Fausto Corrales, testigo del asesinato de Héctor Melesio Cuén Ojeda, exrector de la Universidad Autónoma de Sinaloa, y del secuestro de Ismael “El Mayo” Zambada, se encontraba en negociaciones con el gobierno de Estados Unidos para aportar información sobre ambos casos ocurridos el 25 de julio de 2024 en la finca Huertos del Pedregal. No obstante, la Fiscalía General de la República (FGR) lo detuvo el 19 de agosto de 2026 en la Ciudad de México.
La detención de Corrales llegó dos años después de los hechos; sin embargo, la orden en su contra no se emitió por sus propias declaraciones. Lo que aceleró el proceso fue la declaración de Gustavo Cuén Ojeda, hermano del exrector, quien aseguró el pasado 10 de agosto ante el Ministerio Público que Corrales ya había declarado en Estados Unidos sobre este caso.
De acuerdo con el medio La Aurora de México, la FGR acumuló durante más de un año elementos que contradicen la versión narrada por Corrales en un video publicado en YouTube y ante el Ministerio Público. Dicho video se tituló “Quemando Culiacán”, en el que el detenido relató cómo presuntamente ocurrió la muerte de Cuén y el secuestro de El Mayo.
El 27 de febrero de 2025, la FGR obtuvo el testimonio de Juan Carlos Félix Gastélum, alias “El Chavo Félix”, yerno de El Mayo. Este declaró ante el Ministerio Público que Corrales le había contado que los sicarios de Joaquín Guzmán López mataron al exrector de forma “accidental” durante el operativo para someter a Zambada. Además, relató que le ordenaron montar el asalto a la gasolinera Macarela para encubrir los hechos.
Con esas dos declaraciones, que se contradicen entre sí, la FGR ya tenía pruebas suficientes para acreditar que Corrales no había dicho la verdad en sus declaraciones iniciales.

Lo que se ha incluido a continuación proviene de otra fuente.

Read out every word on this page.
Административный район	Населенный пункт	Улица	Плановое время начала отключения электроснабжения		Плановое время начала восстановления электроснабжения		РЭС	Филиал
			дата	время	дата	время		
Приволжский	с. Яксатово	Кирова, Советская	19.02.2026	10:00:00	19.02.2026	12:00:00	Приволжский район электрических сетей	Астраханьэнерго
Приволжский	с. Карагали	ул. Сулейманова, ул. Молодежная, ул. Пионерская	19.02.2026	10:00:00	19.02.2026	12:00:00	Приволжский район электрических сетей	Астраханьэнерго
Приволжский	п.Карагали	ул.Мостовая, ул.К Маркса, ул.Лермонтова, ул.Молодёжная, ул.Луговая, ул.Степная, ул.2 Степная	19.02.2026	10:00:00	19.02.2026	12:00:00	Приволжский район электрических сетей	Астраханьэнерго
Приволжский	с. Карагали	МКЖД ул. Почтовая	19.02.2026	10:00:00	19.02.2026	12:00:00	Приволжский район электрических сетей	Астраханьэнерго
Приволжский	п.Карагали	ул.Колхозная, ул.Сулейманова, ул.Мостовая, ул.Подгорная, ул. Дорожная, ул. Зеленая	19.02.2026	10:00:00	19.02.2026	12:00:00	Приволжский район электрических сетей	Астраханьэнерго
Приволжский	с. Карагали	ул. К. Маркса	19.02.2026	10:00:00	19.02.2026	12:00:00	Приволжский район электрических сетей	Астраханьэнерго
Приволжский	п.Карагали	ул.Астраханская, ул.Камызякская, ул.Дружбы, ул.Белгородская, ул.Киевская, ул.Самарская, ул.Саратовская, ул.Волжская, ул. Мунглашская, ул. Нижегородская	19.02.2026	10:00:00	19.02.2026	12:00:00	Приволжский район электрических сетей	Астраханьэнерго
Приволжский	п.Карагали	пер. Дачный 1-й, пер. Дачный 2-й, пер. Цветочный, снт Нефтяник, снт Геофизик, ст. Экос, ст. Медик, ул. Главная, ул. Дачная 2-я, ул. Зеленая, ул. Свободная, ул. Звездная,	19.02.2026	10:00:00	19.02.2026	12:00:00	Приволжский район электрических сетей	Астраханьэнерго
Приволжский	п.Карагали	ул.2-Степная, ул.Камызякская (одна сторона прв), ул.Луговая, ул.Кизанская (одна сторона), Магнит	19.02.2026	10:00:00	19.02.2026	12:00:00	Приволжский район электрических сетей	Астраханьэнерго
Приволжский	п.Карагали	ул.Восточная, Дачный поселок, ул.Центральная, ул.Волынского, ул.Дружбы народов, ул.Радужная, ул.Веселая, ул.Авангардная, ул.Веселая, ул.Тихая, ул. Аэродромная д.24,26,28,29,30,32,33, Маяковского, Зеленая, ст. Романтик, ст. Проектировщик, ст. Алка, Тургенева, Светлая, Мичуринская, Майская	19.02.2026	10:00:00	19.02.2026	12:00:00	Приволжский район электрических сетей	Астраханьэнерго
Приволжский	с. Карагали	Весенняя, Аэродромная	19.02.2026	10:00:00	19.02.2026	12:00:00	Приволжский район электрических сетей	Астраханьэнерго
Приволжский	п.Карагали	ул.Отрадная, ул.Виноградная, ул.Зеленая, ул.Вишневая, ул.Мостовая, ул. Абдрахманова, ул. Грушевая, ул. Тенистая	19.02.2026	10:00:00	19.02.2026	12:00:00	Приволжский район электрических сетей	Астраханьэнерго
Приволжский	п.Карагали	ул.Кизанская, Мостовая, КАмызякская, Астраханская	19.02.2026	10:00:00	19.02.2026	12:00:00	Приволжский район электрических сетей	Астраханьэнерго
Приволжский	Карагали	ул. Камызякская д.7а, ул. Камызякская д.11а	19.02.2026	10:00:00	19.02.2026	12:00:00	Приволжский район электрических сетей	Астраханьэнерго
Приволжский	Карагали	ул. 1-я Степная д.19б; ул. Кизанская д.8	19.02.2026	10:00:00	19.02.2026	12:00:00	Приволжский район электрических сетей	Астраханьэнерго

De acuerdo con investigaciones periodísticas, Corrales habría estado libre bajo un supuesto criterio de oportunidad, lo que explicaría que la FGR lo dejara moverse durante dos años mientras era investigado. Así, habría cooperado con la fiscalía para reconstruir los hechos bajo el acuerdo de no ser detenido. Esta negociación quedó en entredicho al conocerse sus acercamientos con Estados Unidos.

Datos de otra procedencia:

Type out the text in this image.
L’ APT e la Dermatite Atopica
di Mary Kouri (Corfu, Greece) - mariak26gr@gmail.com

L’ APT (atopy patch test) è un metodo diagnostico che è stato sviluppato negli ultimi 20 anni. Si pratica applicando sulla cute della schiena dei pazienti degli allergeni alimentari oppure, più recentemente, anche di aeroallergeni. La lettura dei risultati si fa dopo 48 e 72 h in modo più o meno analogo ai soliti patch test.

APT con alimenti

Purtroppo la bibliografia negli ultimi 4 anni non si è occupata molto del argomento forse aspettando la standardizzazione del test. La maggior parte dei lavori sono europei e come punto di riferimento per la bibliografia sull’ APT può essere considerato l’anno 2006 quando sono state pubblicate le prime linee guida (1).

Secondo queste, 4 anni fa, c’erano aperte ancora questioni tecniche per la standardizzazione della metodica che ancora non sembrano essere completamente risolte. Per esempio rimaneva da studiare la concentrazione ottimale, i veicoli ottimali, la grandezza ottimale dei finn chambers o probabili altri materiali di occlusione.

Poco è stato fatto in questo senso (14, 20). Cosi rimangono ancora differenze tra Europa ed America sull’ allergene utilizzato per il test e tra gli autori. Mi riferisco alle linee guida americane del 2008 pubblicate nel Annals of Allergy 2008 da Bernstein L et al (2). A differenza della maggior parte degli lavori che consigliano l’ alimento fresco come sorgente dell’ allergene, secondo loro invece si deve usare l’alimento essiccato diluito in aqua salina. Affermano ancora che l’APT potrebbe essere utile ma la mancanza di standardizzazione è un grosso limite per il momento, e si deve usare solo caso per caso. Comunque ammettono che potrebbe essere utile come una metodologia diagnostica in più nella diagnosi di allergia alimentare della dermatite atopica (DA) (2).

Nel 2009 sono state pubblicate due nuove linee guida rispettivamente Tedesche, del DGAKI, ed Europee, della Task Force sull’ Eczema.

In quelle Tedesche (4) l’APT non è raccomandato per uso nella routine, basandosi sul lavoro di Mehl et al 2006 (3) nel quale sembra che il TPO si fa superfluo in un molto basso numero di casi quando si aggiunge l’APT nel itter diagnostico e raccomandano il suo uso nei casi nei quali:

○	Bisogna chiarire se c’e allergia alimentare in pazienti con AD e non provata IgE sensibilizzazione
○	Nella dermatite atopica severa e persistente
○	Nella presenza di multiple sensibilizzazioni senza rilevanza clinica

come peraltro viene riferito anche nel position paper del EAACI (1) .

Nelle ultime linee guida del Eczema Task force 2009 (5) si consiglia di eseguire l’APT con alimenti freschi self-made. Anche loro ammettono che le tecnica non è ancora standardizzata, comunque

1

El 10 de agosto, Gustavo Cuén testificó ante la Fiscalía Especial de Investigación y Litigación de Casos Complejos, lo que aceleró el proceso contra Corrales. Para el 15 de agosto, un juez de control ya había otorgado a la FGR la orden de aprehensión en su contra y, para el 19 del mismo mes, el sujeto estaba detenido.
De acuerdo con la declaración de Gustavo Cuén, él se enteró de las negociaciones de Corrales con Estados Unidos por dos medios: primero, por un amigo que lo supo a través de un abogado que trabajaba para Corrales; y segundo, porque durante un vuelo hacia Tijuana escuchó a dos personas delante de él decir: “Fausto ya arregló las cosas en Estados Unidos”.
Tras percatarse de su presencia, ambas personas guardaron silencio. Según Cuén Ojeda, una de ellas era Alexis Michelle Félix Fonseca, secretario particular de Fausto Corrales.